Last updated: May 21, 2025
Thank you for visiting our website. Protecting your personal data is important to us. This Privacy Policy explains how we collect, use, disclose, and safeguard your information when you visit our website in accordance with the General Data Protection Regulation (GDPR), the German Federal Data Protection Act (BDSG), and the Telecommunications and Telemedia Data Protection Act (TTDSG).
1. Controller
The controller responsible for data processing on this website is:
Spleenlab GmbH
Hauptstraße 18
07929 Saalburg-Ebersdorf
Germany
Email: contact[at]spleenlab.ai
2. Data Protection Officer (DPO)
We are currently not legally required to appoint a Data Protection Officer. Should this change, we will update this policy accordingly.
3. Data We Collect and Process
a) Server Log Files
When you visit our website, we automatically collect the following data:
-
Browser type and version
-
Operating system used
-
Referrer URL
-
Hostname of the accessing computer
-
Time of server request
-
IP address (anonymized, not stored permanently)
This data is processed pursuant to Art. 6(1)(f) GDPR to ensure website security and proper functioning. Log files are deleted after 7 days.
b) Contact Form
If you contact us via our contact form, we collect:
-
Your name
-
Email address
-
Message content
This is done with your consent (Art. 6(1)(a) GDPR). You may withdraw consent at any time by emailing us.
a) Cookies and Tracking Tools
We use cookies and third-party tools (e.g., Google Analytics, Cloudflare, Vercel) for analytical and technical purposes. Consent for cookies is obtained via our Consent Management Platform (CMP) from [name CMP used, e.g., Usercentrics].
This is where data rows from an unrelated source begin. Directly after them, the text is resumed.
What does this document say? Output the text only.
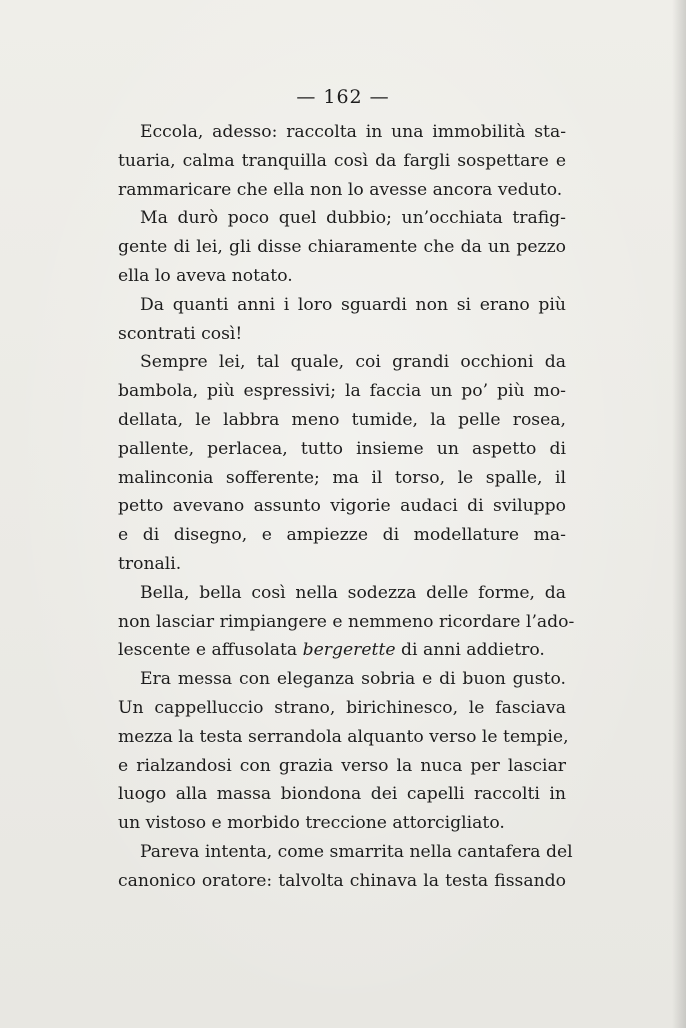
— 162 —
Eccola, adesso: raccolta in una immobilità sta-
tuaria, calma tranquilla così da fargli sospettare e
rammaricare che ella non lo avesse ancora veduto.
Ma durò poco quel dubbio; un’occhiata trafig-
gente di lei, gli disse chiaramente che da un pezzo
ella lo aveva notato.
Da quanti anni i loro sguardi non si erano più
scontrati così!
Sempre lei, tal quale, coi grandi occhioni da
bambola, più espressivi; la faccia un po’ più mo-
dellata, le labbra meno tumide, la pelle rosea,
pallente, perlacea, tutto insieme un aspetto di
malinconia sofferente; ma il torso, le spalle, il
petto avevano assunto vigorie audaci di sviluppo
e di disegno, e ampiezze di modellature ma-
tronali.
Bella, bella così nella sodezza delle forme, da
non lasciar rimpiangere e nemmeno ricordare l’ado-
lescente e affusolata bergerette di anni addietro.
Era messa con eleganza sobria e di buon gusto.
Un cappelluccio strano, birichinesco, le fasciava
mezza la testa serrandola alquanto verso le tempie,
e rialzandosi con grazia verso la nuca per lasciar
luogo alla massa biondona dei capelli raccolti in
un vistoso e morbido treccione attorcigliato.
Pareva intenta, come smarrita nella cantafera del
canonico oratore: talvolta chinava la testa fissando
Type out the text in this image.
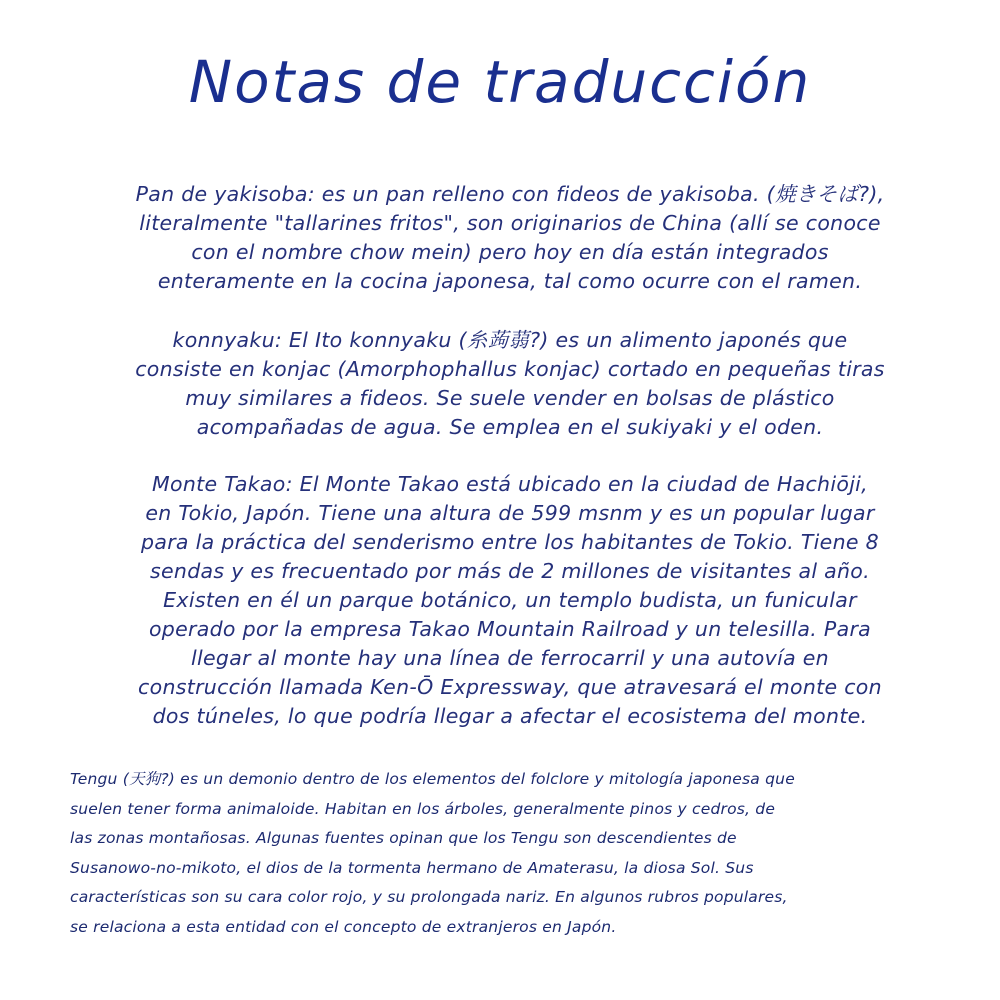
Notas de traducción
Pan de yakisoba: es un pan relleno con fideos de yakisoba. (焼きそば?),
literalmente "tallarines fritos", son originarios de China (allí se conoce
con el nombre chow mein) pero hoy en día están integrados
enteramente en la cocina japonesa, tal como ocurre con el ramen.
konnyaku: El Ito konnyaku (糸蒟蒻?) es un alimento japonés que
consiste en konjac (Amorphophallus konjac) cortado en pequeñas tiras
muy similares a fideos. Se suele vender en bolsas de plástico
acompañadas de agua. Se emplea en el sukiyaki y el oden.
Monte Takao: El Monte Takao está ubicado en la ciudad de Hachiōji,
en Tokio, Japón. Tiene una altura de 599 msnm y es un popular lugar
para la práctica del senderismo entre los habitantes de Tokio. Tiene 8
sendas y es frecuentado por más de 2 millones de visitantes al año.
Existen en él un parque botánico, un templo budista, un funicular
operado por la empresa Takao Mountain Railroad y un telesilla. Para
llegar al monte hay una línea de ferrocarril y una autovía en
construcción llamada Ken-Ō Expressway, que atravesará el monte con
dos túneles, lo que podría llegar a afectar el ecosistema del monte.
Tengu (天狗?) es un demonio dentro de los elementos del folclore y mitología japonesa que
suelen tener forma animaloide. Habitan en los árboles, generalmente pinos y cedros, de
las zonas montañosas. Algunas fuentes opinan que los Tengu son descendientes de
Susanowo-no-mikoto, el dios de la tormenta hermano de Amaterasu, la diosa Sol. Sus
características son su cara color rojo, y su prolongada nariz. En algunos rubros populares,
se relaciona a esta entidad con el concepto de extranjeros en Japón.
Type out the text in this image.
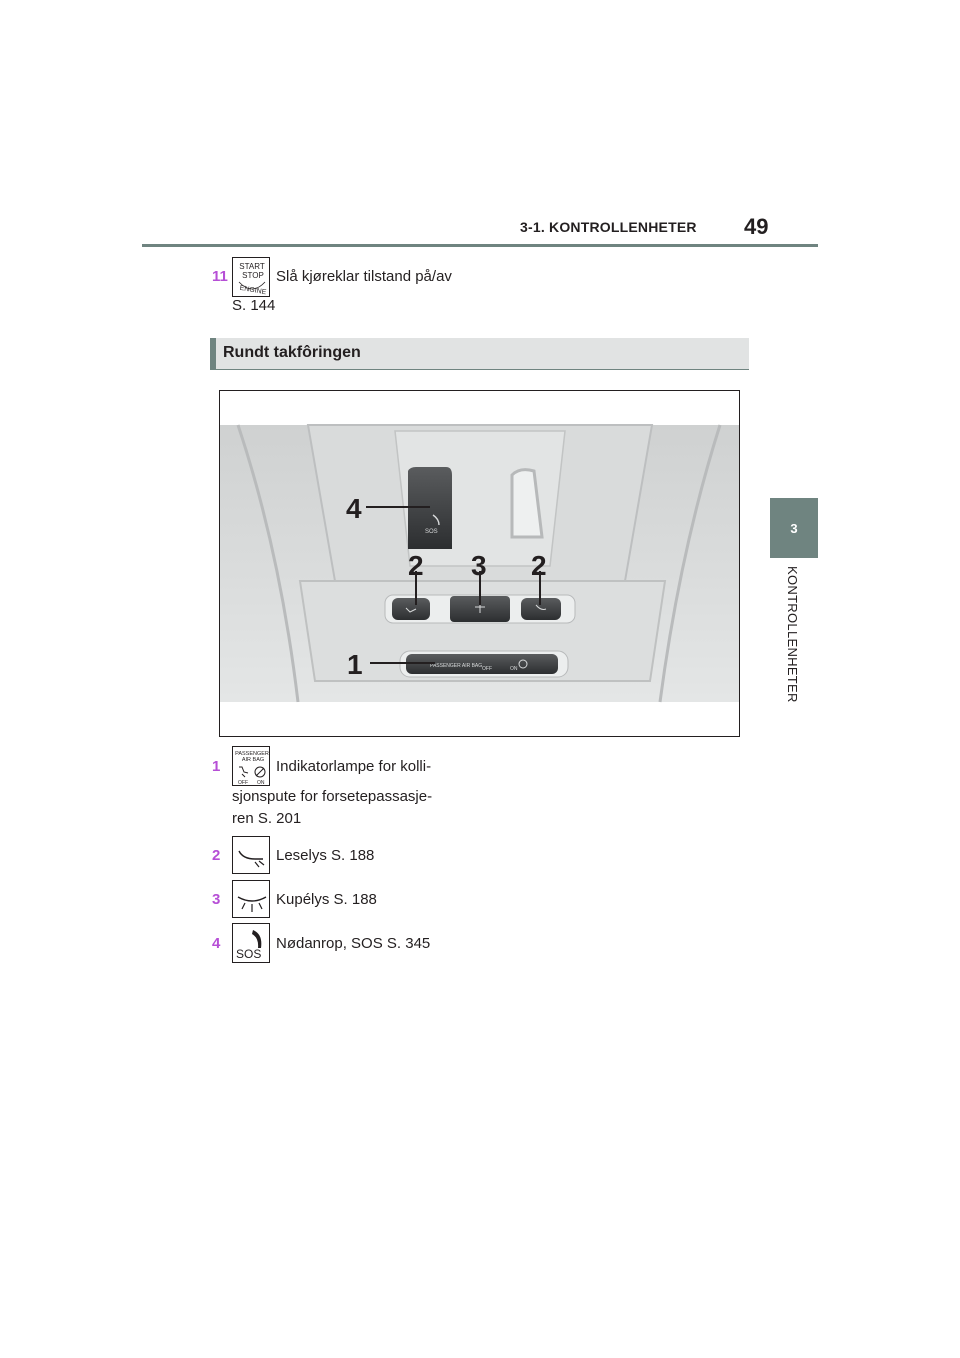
3-1. KONTROLLENHETER 49
3
KONTROLLENHETER
11
START
STOP
ENGINE
Slå kjøreklar tilstand på/av
S. 144
Rundt takfôringen
SOS
PASSENGER AIR BAG OFF	ON
4
2 3 2
1
1
PASSENGER
AIR BAG
OFF ON
Indikatorlampe for kolli-
sjonspute for forsetepassasje-
ren S. 201
2	Leselys S. 188
3	Kupélys S. 188
4
SOS
Nødanrop, SOS S. 345
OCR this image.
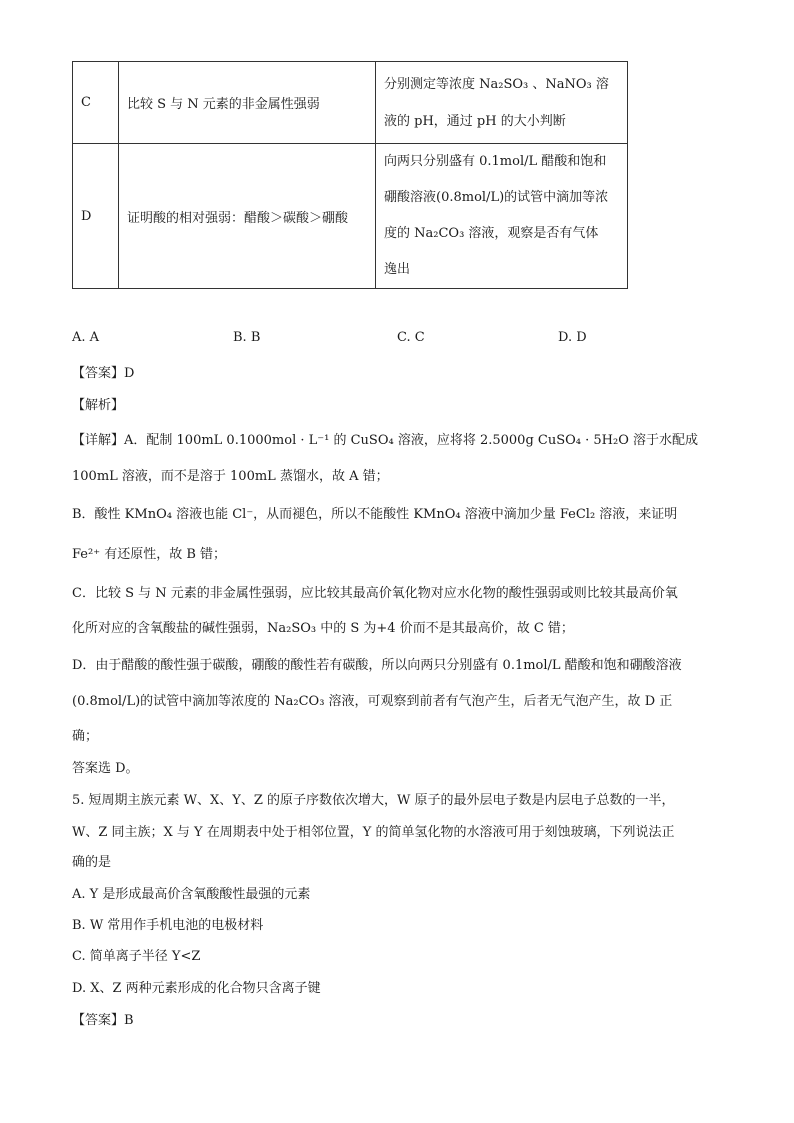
C	比较 S 与 N 元素的非金属性强弱	分别测定等浓度 Na₂SO₃ 、NaNO₃ 溶
液的 pH，通过 pH 的大小判断

D	证明酸的相对强弱：醋酸＞碳酸＞硼酸	向两只分别盛有 0.1mol/L 醋酸和饱和
硼酸溶液(0.8mol/L)的试管中滴加等浓
度的 Na₂CO₃ 溶液，观察是否有气体
逸出
A. A	B. B	C. C	D. D
【答案】D
【解析】
【详解】A．配制 100mL 0.1000mol · L⁻¹ 的 CuSO₄ 溶液，应将将 2.5000g CuSO₄ · 5H₂O 溶于水配成
100mL 溶液，而不是溶于 100mL 蒸馏水，故 A 错；
B．酸性 KMnO₄ 溶液也能 Cl⁻，从而褪色，所以不能酸性 KMnO₄ 溶液中滴加少量 FeCl₂ 溶液，来证明
Fe²⁺ 有还原性，故 B 错；
C．比较 S 与 N 元素的非金属性强弱，应比较其最高价氧化物对应水化物的酸性强弱或则比较其最高价氧
化所对应的含氧酸盐的碱性强弱，Na₂SO₃ 中的 S 为+4 价而不是其最高价，故 C 错；
D．由于醋酸的酸性强于碳酸，硼酸的酸性若有碳酸，所以向两只分别盛有 0.1mol/L 醋酸和饱和硼酸溶液
(0.8mol/L)的试管中滴加等浓度的 Na₂CO₃ 溶液，可观察到前者有气泡产生，后者无气泡产生，故 D 正
确；
答案选 D。
5. 短周期主族元素 W、X、Y、Z 的原子序数依次增大，W 原子的最外层电子数是内层电子总数的一半，
W、Z 同主族；X 与 Y 在周期表中处于相邻位置，Y 的简单氢化物的水溶液可用于刻蚀玻璃，下列说法正
确的是
A. Y 是形成最高价含氧酸酸性最强的元素
B. W 常用作手机电池的电极材料
C. 简单离子半径 Y<Z
D. X、Z 两种元素形成的化合物只含离子键
【答案】B
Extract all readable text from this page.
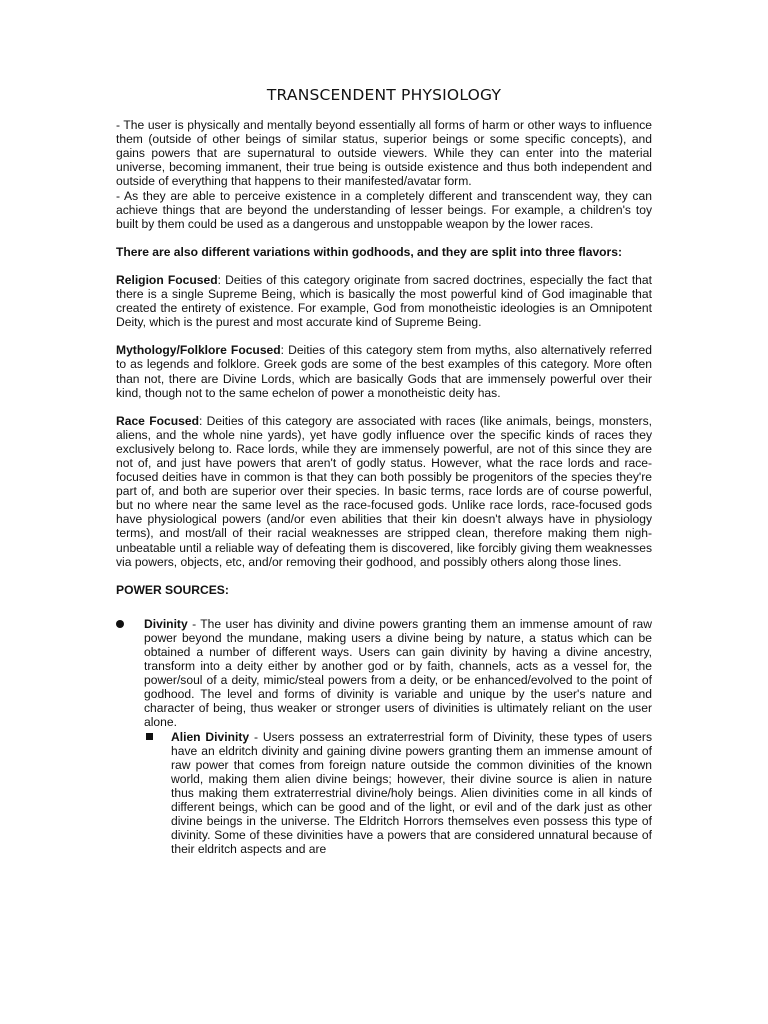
TRANSCENDENT PHYSIOLOGY

- The user is physically and mentally beyond essentially all forms of harm or other ways to influence them (outside of other beings of similar status, superior beings or some specific concepts), and gains powers that are supernatural to outside viewers. While they can enter into the material universe, becoming immanent, their true being is outside existence and thus both independent and outside of everything that happens to their manifested/avatar form.

- As they are able to perceive existence in a completely different and transcendent way, they can achieve things that are beyond the understanding of lesser beings. For example, a children's toy built by them could be used as a dangerous and unstoppable weapon by the lower races.

There are also different variations within godhoods, and they are split into three flavors:

Religion Focused: Deities of this category originate from sacred doctrines, especially the fact that there is a single Supreme Being, which is basically the most powerful kind of God imaginable that created the entirety of existence. For example, God from monotheistic ideologies is an Omnipotent Deity, which is the purest and most accurate kind of Supreme Being.

Mythology/Folklore Focused: Deities of this category stem from myths, also alternatively referred to as legends and folklore. Greek gods are some of the best examples of this category. More often than not, there are Divine Lords, which are basically Gods that are immensely powerful over their kind, though not to the same echelon of power a monotheistic deity has.

Race Focused: Deities of this category are associated with races (like animals, beings, monsters, aliens, and the whole nine yards), yet have godly influence over the specific kinds of races they exclusively belong to. Race lords, while they are immensely powerful, are not of this since they are not of, and just have powers that aren't of godly status. However, what the race lords and race-focused deities have in common is that they can both possibly be progenitors of the species they're part of, and both are superior over their species. In basic terms, race lords are of course powerful, but no where near the same level as the race-focused gods. Unlike race lords, race-focused gods have physiological powers (and/or even abilities that their kin doesn't always have in physiology terms), and most/all of their racial weaknesses are stripped clean, therefore making them nigh-unbeatable until a reliable way of defeating them is discovered, like forcibly giving them weaknesses via powers, objects, etc, and/or removing their godhood, and possibly others along those lines.

POWER SOURCES:

Divinity - The user has divinity and divine powers granting them an immense amount of raw power beyond the mundane, making users a divine being by nature, a status which can be obtained a number of different ways. Users can gain divinity by having a divine ancestry, transform into a deity either by another god or by faith, channels, acts as a vessel for, the power/soul of a deity, mimic/steal powers from a deity, or be enhanced/evolved to the point of godhood. The level and forms of divinity is variable and unique by the user's nature and character of being, thus weaker or stronger users of divinities is ultimately reliant on the user alone.
Alien Divinity - Users possess an extraterrestrial form of Divinity, these types of users have an eldritch divinity and gaining divine powers granting them an immense amount of raw power that comes from foreign nature outside the common divinities of the known world, making them alien divine beings; however, their divine source is alien in nature thus making them extraterrestrial divine/holy beings. Alien divinities come in all kinds of different beings, which can be good and of the light, or evil and of the dark just as other divine beings in the universe. The Eldritch Horrors themselves even possess this type of divinity. Some of these divinities have a powers that are considered unnatural because of their eldritch aspects and are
You can adjust or revoke your consent at any time via the cookie settings icon on our website.
Cookie usage complies with Art. 25 TTDSG in conjunction with Art. 6(1)(a) GDPR.
4. Purpose of Processing
We use your personal data to:
-
Provide and maintain our website
-
Respond to contact inquiries
-
Ensure system security
-
Analyze usage to improve our offerings
5. Legal Basis
Data is processed based on:
-
Your consent (Art. 6(1)(a) GDPR)
-
Contract performance (Art. 6(1)(b) GDPR)
-
Legal obligations (Art. 6(1)(c) GDPR)
-
Legitimate interests (Art. 6(1)(f) GDPR)
6. Data Retention
We retain your data only as long as necessary for the purposes outlined or as required by law:
-
Server logs: 7 days
-
Contact inquiries: 6 months
-
Job applications: deleted after 6 months
7. Data Sharing and Processors
We may share data with:
-
Hosting providers (e.g., Vercel)
-
Analytics services (e.g., Google Analytics)
-
Cloudflare (content delivery and DDoS protection)
All third-party processors are bound by GDPR-compliant agreements (Art. 28 GDPR).
Where data is transferred outside the EU/EEA, we ensure adequate safeguards (e.g., Standard Contractual Clauses).
8. Your Rights under GDPR
You have the following rights:
-
Access (Art. 15 GDPR)
-
Rectification (Art. 16 GDPR)
-
Erasure (Art. 17 GDPR)
-
Restriction (Art. 18 GDPR)
-
Data portability (Art. 20 GDPR)
-
Objection (Art. 21 GDPR)
To exercise your rights, please contact us at: info@subke.dev
You also have the right to lodge a complaint with the supervisory authority:
Berliner Beauftragte für Datenschutz und Informationsfreiheit
Friedrichstr. 219, 10969 Berlin
www.datenschutz-berlin.de
9. Automated Decision-Making
We do not use automated decision-making or profiling as defined under Art. 22 GDPR.
10. Data Security
We implement technical and organizational measures to protect your data from unauthorized access, loss, or misuse.
11. Children’s Privacy
Our website is not intended for children under the age of 16. We do not knowingly collect personal data from minors.
12. Changes to this Policy
We reserve the right to update this Privacy Policy to reflect changes in legal requirements or our data practices. We will notify users of significant changes on this page.